The Congressional Budget Office issued its annual long-term outlook for federal finances, and the overall message is simple: The problem of deficits and fast-rising debt is large, if anything even larger than the official forecast implies.

The challenge isn't impossible to fix, the CBO said. But delay will only make the problems worse.

Many members of Congress are already trying to address the issue, with bipartisan talks chaired by Vice President Joe Biden continuing this week. The goal is to reach consensus on a plan to raise the debt limit while also significantly reducing future federal deficits.

It's getting toward crunch time in those deficit talks, with both sides pressing to find as much as $2.4 trillion in deficit reduction (spread over the next decade), by early July.

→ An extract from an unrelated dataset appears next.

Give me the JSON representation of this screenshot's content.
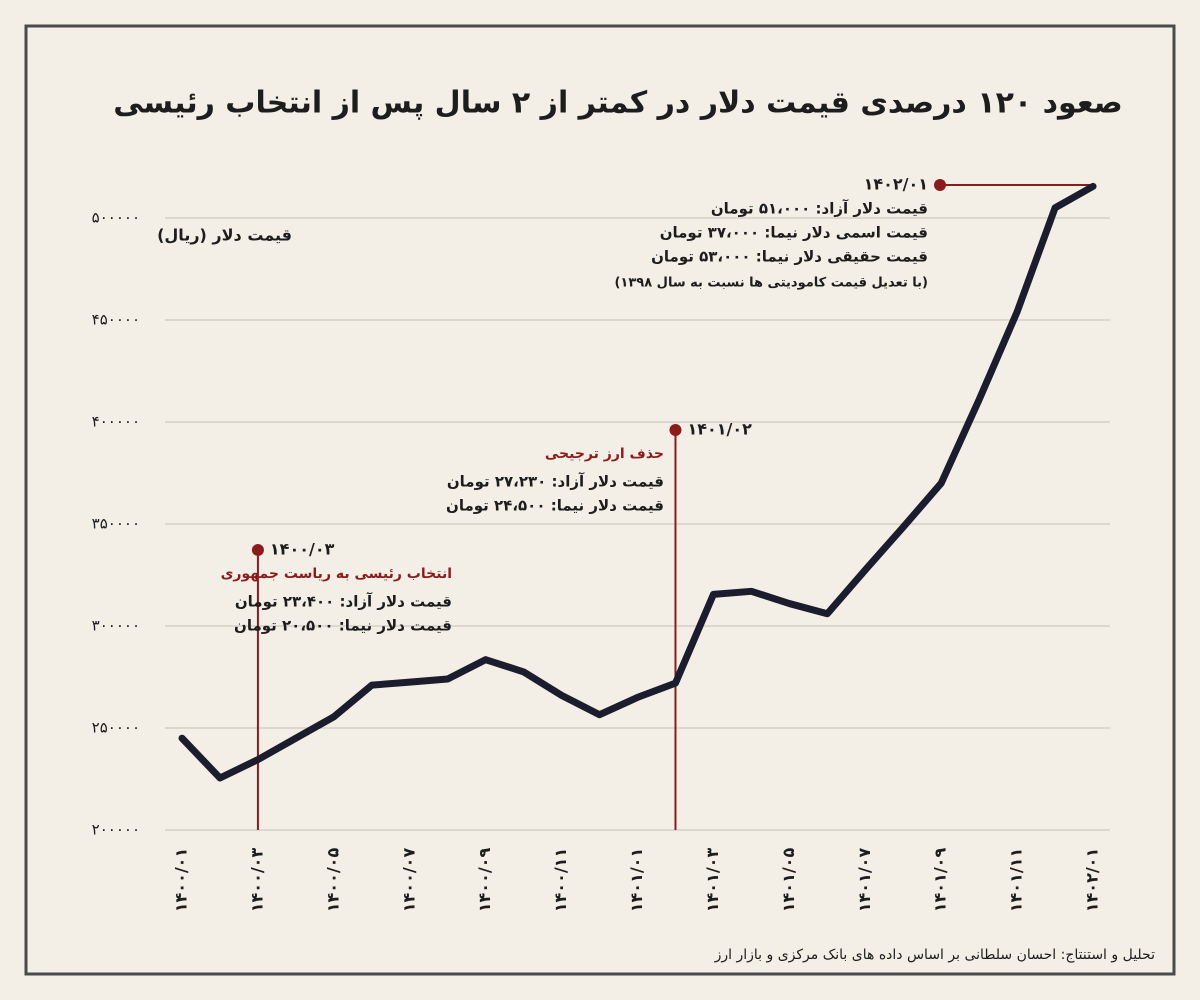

Congress needs to draft legislation and approve it by early August to avoid having the Treasury run out of cash.

Headed the wrong direction

Although the CBO's basic story line isn't new, this year's report finds that the outlook for the national debt now looks a bit worse than it did a year ago.

"By the end of this year, CBO projects, federal debt will reach roughly 70 percent of gross domestic product (GDP) – the highest percentage since shortly after World War II," Douglas Elmendorf, the director of the nonpartisan agency, said in a blog post accompanying the report. And "with the aging of the population and growing health care costs, the budget outlook, for both the coming decade and beyond, is daunting."